On ne sait pas communément, que dès le tems de la république, les provinces ont célébré des fêtes, élevé des autels, & bâti des temples à leurs proconsuls, qu’ils ont associés à tous les honneurs qu’on rendoit aux dieux ; rien cependant n’est plus vrai.

La coutume de bâtir des temples aux proconsuls, ne s’établit que par degrés. On commença par leur dresser des monumens & des édifices publics, qui jusques-là ne l’avoient été qu’à des dieux ; ensuite on leur bâtit exprès des temples. Suétone dit expressément que c’étoit l’usage sur la fin de la république, de bâtir des temples aux gouverneurs des provinces, templa proconsulibus decerni solere, quoiqu’il y en eût souvent que les peuples ne pouvoient guere regarder comme des dieux tutélaires, mais bien comme de mauvais génies, qu’il falloit tâcher d’appaiser par des sacrifices. Cette coutume de bâtir des temples aux gouverneurs des provinces, n’étoit pas seulement tolérée, elle étoit même autorisée par les lois. C’étoit comme des monumens publics de l’assujettissement des provinces conquises ; car les Romains savoient qu’il n’y a point de plus grandes marques de servitude, que l’excès de la flatterie.

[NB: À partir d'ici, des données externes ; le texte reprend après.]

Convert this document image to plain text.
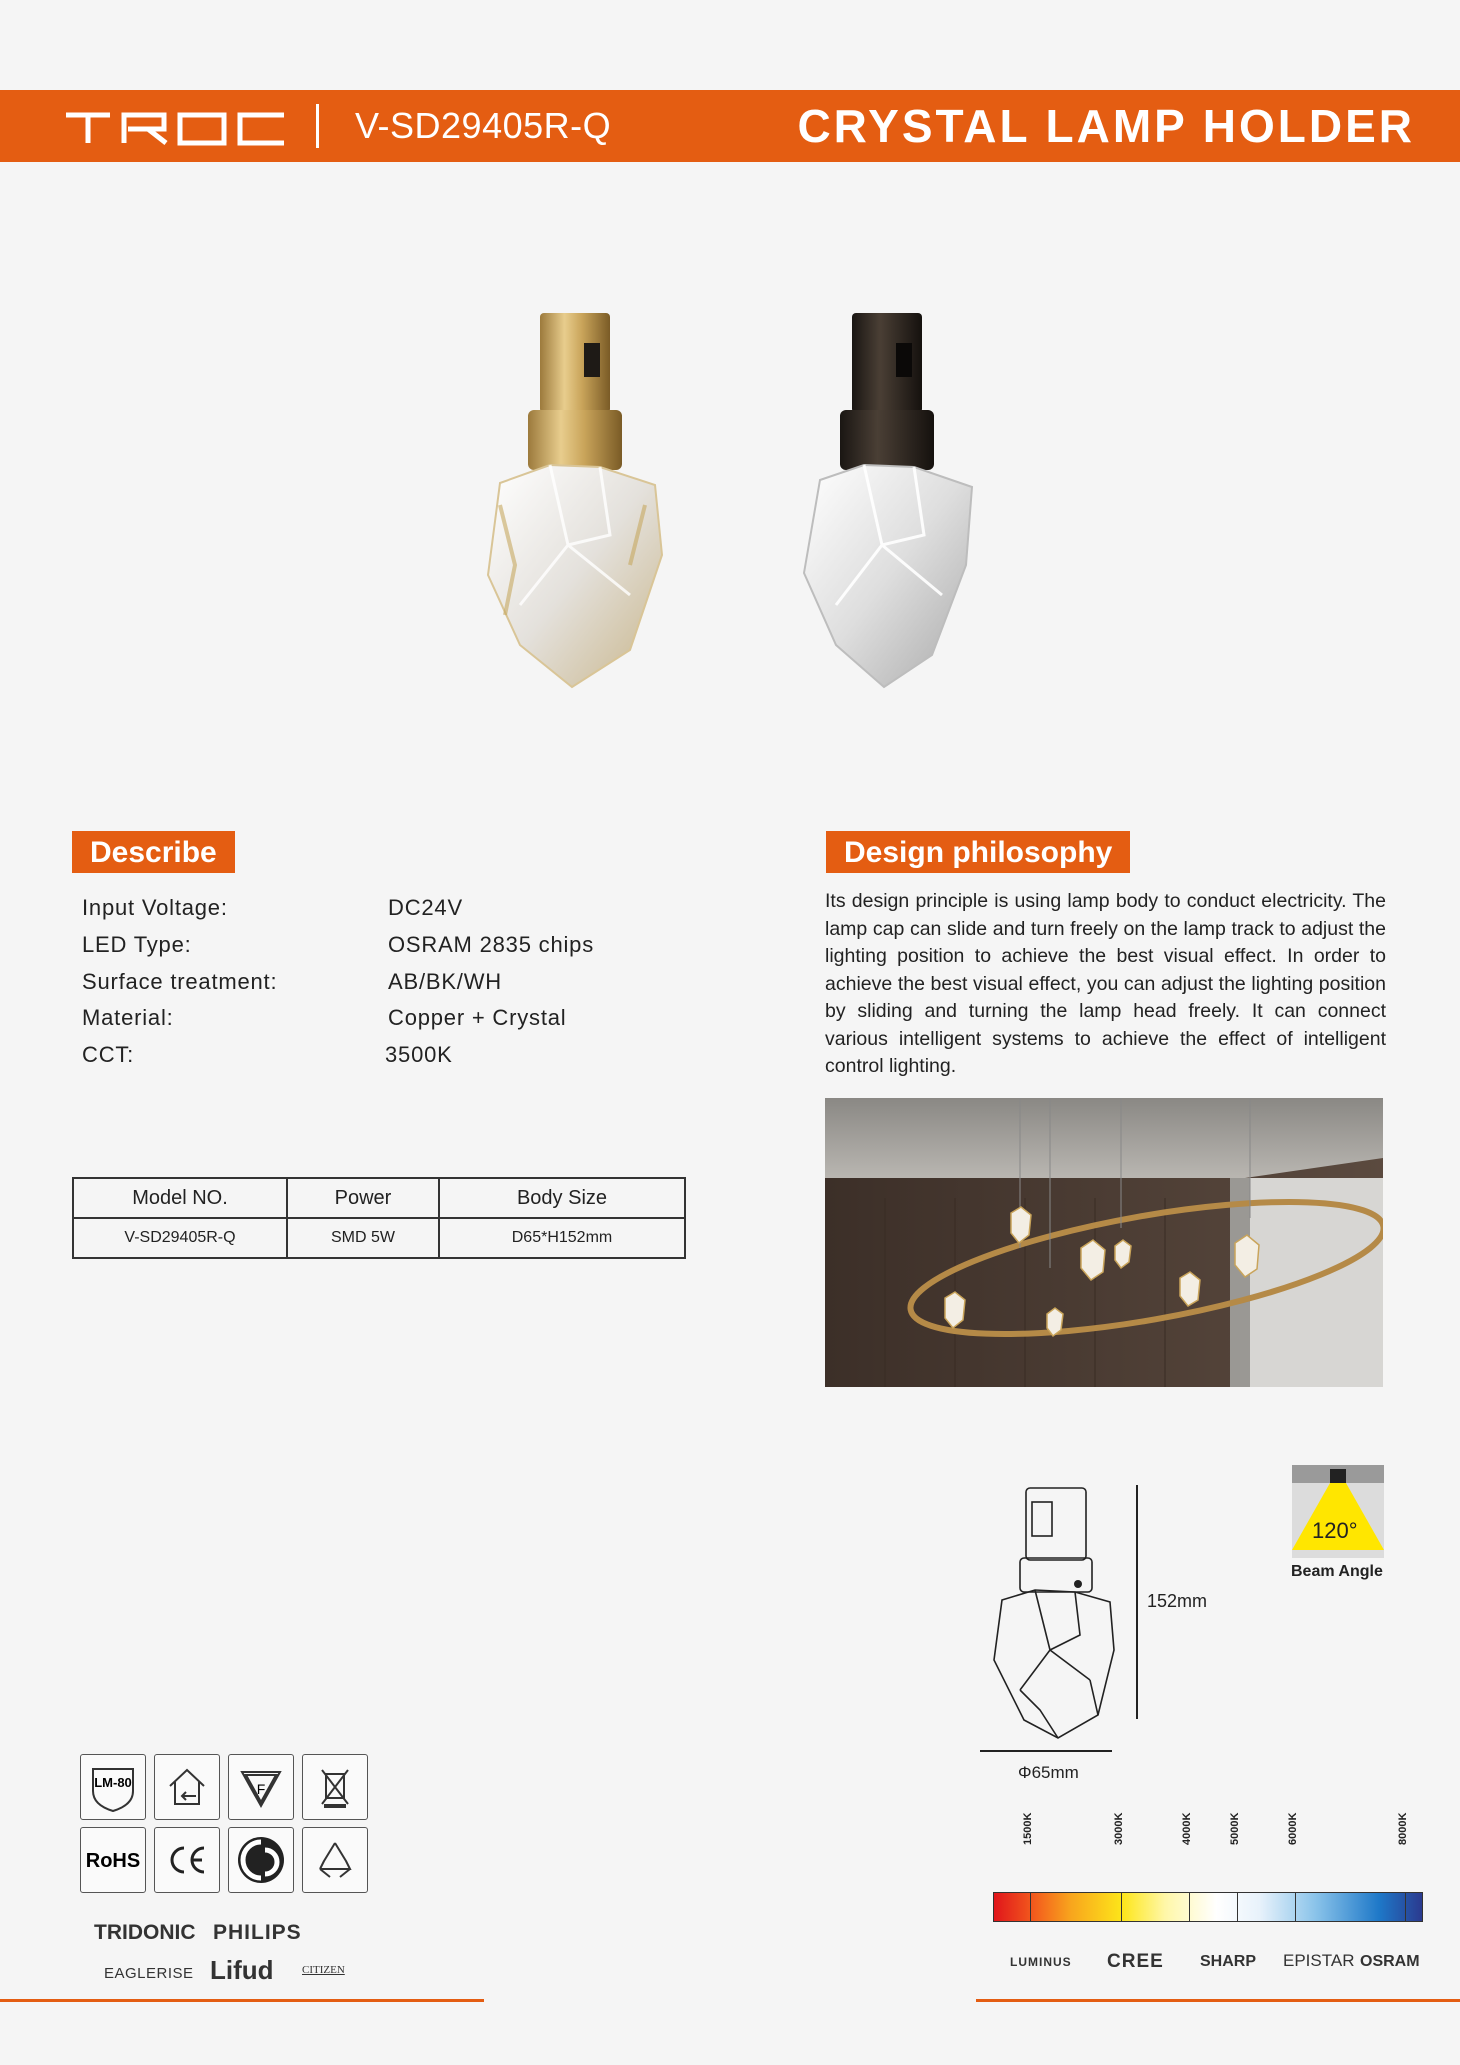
V-SD29405R-Q	CRYSTAL LAMP HOLDER
Describe
Input Voltage:	DC24V
LED Type:	OSRAM 2835 chips
Surface treatment:	AB/BK/WH
Material:	Copper + Crystal
CCT:	3500K
Model NO.	Power	Body Size
V-SD29405R-Q	SMD 5W	D65*H152mm
Design philosophy
Its design principle is using lamp body to conduct electricity. The lamp cap can slide and turn freely on the lamp track to adjust the lighting position to achieve the best visual effect. In order to achieve the best visual effect, you can adjust the lighting position by sliding and turning the lamp head freely. It can connect various intelligent systems to achieve the effect of intelligent control lighting.
152mm
Φ65mm
120°
Beam Angle
1500K	3000K	4000K	5000K	6000K	8000K
LUMINUS CREE SHARP EPISTAR OSRAM
LM-80	F
RoHS
TRIDONIC PHILIPS
EAGLERISE Lifud	CITIZEN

Pour ce qui est des statues, les provinces, dans le tems de la république, consacroient non les personnes, mais leurs vertus ; c’étoit une sorte d’adoucissement à la flatterie. Le culte s’adressoit directement aux vertus déja divisées, & ne tomboit qu’indirectement sur le proconsul.

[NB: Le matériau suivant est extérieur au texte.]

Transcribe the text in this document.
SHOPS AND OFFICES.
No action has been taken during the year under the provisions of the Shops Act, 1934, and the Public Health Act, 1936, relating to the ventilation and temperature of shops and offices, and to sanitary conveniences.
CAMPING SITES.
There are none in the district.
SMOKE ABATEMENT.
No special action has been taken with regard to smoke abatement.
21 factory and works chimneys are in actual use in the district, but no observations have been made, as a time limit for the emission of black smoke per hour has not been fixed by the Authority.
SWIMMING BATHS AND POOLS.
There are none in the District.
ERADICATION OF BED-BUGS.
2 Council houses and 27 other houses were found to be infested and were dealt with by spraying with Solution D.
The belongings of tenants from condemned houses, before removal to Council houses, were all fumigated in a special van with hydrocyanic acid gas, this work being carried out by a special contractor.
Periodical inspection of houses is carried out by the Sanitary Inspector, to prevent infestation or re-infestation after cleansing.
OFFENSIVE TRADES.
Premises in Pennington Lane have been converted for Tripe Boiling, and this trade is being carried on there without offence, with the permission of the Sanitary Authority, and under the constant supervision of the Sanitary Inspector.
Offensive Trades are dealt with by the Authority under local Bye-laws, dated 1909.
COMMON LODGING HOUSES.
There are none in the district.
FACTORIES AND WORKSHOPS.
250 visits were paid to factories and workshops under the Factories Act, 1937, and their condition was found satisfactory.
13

Enfin, les fêtes & les jeux que l’on célébroit dans toutes les provinces en l’honneur des empereurs, & que l’on appelloit de leur nom, comme, par exemple, augusteia, commodeia, étoient absolument la même chose que les fêtes & les jeux qu’on célébroit en l’honneur des proconsuls, appellées aussi de leurs noms, Luccullia, Marcellia, &c. Il y a plus, c’est que tous les titres qu’on a donnés aux empereurs, & même tous les honneurs divins qu’on leur a décernés pendant leur vie, avoient été rendus avant eux aux gouverneurs des provinces.

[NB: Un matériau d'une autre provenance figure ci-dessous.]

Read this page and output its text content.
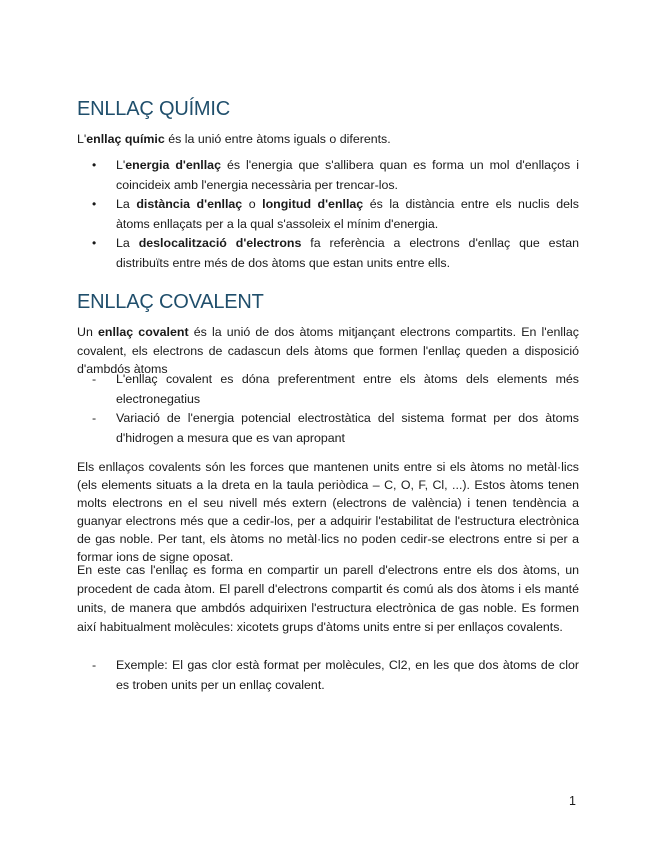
ENLLAÇ QUÍMIC

L'enllaç químic és la unió entre àtoms iguals o diferents.

• L'energia d'enllaç és l'energia que s'allibera quan es forma un mol d'enllaços i coincideix amb l'energia necessària per trencar-los.
• La distància d'enllaç o longitud d'enllaç és la distància entre els nuclis dels àtoms enllaçats per a la qual s'assoleix el mínim d'energia.
• La deslocalització d'electrons fa referència a electrons d'enllaç que estan distribuïts entre més de dos àtoms que estan units entre ells.
ENLLAÇ COVALENT

Un enllaç covalent és la unió de dos àtoms mitjançant electrons compartits. En l'enllaç covalent, els electrons de cadascun dels àtoms que formen l'enllaç queden a disposició d'ambdós àtoms

- L'enllaç covalent es dóna preferentment entre els àtoms dels elements més electronegatius
- Variació de l'energia potencial electrostàtica del sistema format per dos àtoms d'hidrogen a mesura que es van apropant

Els enllaços covalents són les forces que mantenen units entre si els àtoms no metàl·lics (els elements situats a la dreta en la taula periòdica – C, O, F, Cl, ...). Estos àtoms tenen molts electrons en el seu nivell més extern (electrons de valència) i tenen tendència a guanyar electrons més que a cedir-los, per a adquirir l'estabilitat de l'estructura electrònica de gas noble. Per tant, els àtoms no metàl·lics no poden cedir-se electrons entre si per a formar ions de signe oposat.

En este cas l'enllaç es forma en compartir un parell d'electrons entre els dos àtoms, un procedent de cada àtom. El parell d'electrons compartit és comú als dos àtoms i els manté units, de manera que ambdós adquirixen l'estructura electrònica de gas noble. Es formen així habitualment molècules: xicotets grups d'àtoms units entre si per enllaços covalents.

- Exemple: El gas clor està format per molècules, Cl2, en les que dos àtoms de clor es troben units per un enllaç covalent.
1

Il ne faut pas s’en étonner ; tant que Rome ne domina que dans l’Italie, dit M. de Montesquieu, les peuples furent gouvernés comme des confédérés ; on suivoit les lois de chaque pays ; mais lorsqu’elle conquit plus loin, que le sénat n’eut pas immédiatement l’œil sur les provinces, que les magistrats qui étoient à Rome ne purent plus gouverner l’empire, il fallut envoyer des préteurs & des proconsuls, & bientôt après il n’y eut plus que tyrannie, que brigandage, & que despotisme. Ceux qu’on envoyoit, avoient une puissance qui rassembloit celle de toutes les magistratures romaines : que dis-je, celle même du sénat, celle même du peuple ; en un mot, c’étoient des magistrats qui réunissoient les trois pouvoirs ; ils étoient, si l’on n’ose se servir de ce terme, les bachas de l’empire ; & en pillant les provinces, ils souffroient encore qu’on bâtît des temples à leur gloire. Voilà pourquoi Mithridate disoit : « toute l’Asie m’attend, comme son libérateur, tant ont excité de haine contre les Romains les rapines des proconsuls, les exécutions des gens d’affaires, & les calomnies des jugemens ». (Le Chevalier de Jaucourt.